Every year, millions of Americans gather around a bunch of foldable tables with festive table cloths over to celebrate Thanksgiving. And every year, we eat the exact same food: turkey, mashed potatoes, stuffing. Cranberry sauce that looks like it just slid out of a can and kept its shape. But is this classic feast starting to feel… a little old?
Let’s be honest: Thanksgiving food might be tasty, but it’s also kind of stuck in the past. Turkey has been the star of the show since the 1600s. And turkey is fine, but it’s not that impressive. Half the time it’s dry enough to require three gallons of gravy just to swallow it. If it takes that much effort to make a food edible, maybe it needs a break.

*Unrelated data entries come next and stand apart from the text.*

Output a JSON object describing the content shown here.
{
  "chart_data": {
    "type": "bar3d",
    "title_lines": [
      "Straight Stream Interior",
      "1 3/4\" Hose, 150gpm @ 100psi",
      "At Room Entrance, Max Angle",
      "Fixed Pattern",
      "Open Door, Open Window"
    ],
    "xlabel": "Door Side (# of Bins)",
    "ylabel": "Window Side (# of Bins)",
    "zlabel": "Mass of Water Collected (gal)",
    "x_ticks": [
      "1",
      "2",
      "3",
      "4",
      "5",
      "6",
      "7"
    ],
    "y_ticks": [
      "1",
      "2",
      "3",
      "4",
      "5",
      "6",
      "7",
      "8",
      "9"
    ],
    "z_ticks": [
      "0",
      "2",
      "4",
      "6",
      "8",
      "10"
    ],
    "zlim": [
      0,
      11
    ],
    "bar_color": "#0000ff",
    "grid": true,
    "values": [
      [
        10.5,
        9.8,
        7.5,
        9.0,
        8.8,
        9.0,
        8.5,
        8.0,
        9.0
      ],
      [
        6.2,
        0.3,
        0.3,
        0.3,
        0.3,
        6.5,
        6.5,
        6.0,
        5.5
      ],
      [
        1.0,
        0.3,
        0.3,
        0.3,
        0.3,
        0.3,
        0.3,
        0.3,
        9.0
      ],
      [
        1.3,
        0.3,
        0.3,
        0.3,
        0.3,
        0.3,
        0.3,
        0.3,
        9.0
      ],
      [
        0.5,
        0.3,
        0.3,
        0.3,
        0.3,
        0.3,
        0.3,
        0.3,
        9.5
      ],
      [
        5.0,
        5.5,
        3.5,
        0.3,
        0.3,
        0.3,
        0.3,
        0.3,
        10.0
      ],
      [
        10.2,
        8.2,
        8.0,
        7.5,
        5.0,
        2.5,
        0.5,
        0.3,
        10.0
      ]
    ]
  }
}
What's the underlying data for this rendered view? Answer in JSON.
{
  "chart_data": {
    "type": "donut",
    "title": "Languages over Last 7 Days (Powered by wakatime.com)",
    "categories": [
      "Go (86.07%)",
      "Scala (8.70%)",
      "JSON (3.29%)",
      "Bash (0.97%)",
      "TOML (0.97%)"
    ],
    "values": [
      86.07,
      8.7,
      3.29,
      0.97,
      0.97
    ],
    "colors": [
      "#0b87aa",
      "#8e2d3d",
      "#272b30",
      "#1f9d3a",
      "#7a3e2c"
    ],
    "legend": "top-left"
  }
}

Then there’s stuffing. Think about it—we take bread (which is already cooked perfectly), then we soak it, smash it, cram it inside a turkey, and cook it again. It’s basically bread that’s been through emotional trauma. Yet somehow, we still pretend it’s normal. Although it is my personal favorite
Mashed potatoes, on the other hand, are probably safe from being outdated. Potatoes are the superheroes of food. You can mash them, fry them, roast them, bake them, turn them into smiley faces… honestly, potatoes are carrying Thanksgiving on their backs. Mash potatoes keep the top spot on most peoples plates every year.
Mac and cheese is in the same boat (or should I say plate) as mash potatoes. They are top tier and deserve to be on everyone’s plate. It’s hard to mess up Mac and cheese, unless you’re trying to bake it and somehow burn it, it will always be up there with mash potatoes.
But cranberry sauce? That’s where things get suspicious. Most people don’t even eat cranberries the other 364 days of the year. And on Thanksgiving, we open a can, dump it onto a plate, and act like it’s a dessert. Why does it make that weird wet ploppy noise when it comes out? Why can you still see the lines from the can? That can’t be normal.
So maybe it’s time to update Thanksgiving. Modernize it. Give it a glow-up. Imagine a Thanksgiving table with foods people actually get excited about. Pizza shaped like a turkey. Chicken nuggets shaped like autumn leaves. Maybe even tacos. Who wouldn’t want a Thanksgiving taco?
And dessert? Instead of pumpkin pie, maybe we could try churros, ice cream sundaes, or a giant cookie the size of a dinner plate. If we’re giving thanks, shouldn’t we be thanking foods we actually love — not foods that taste like vegetables pretending to be dessert?
But before we cancel turkey forever, here’s the truth: even if Thanksgiving food is old-fashioned, that might be part of its charm. These dishes remind us of family, tradition, and being together. Even if cranberry sauce is a weird maroon cylinder, it’s our weird maroon cylinder.
So is Thanksgiving food outdated? Maybe a little. But is it going anywhere? Probably not. And honestly, that’s okay. Because even if we complain about the turkey being dry or the stuffing being confusing, we still show up, load our plates, and eat a mountain of it anyway.
Just maybe… next year someone can bring tacos. For science.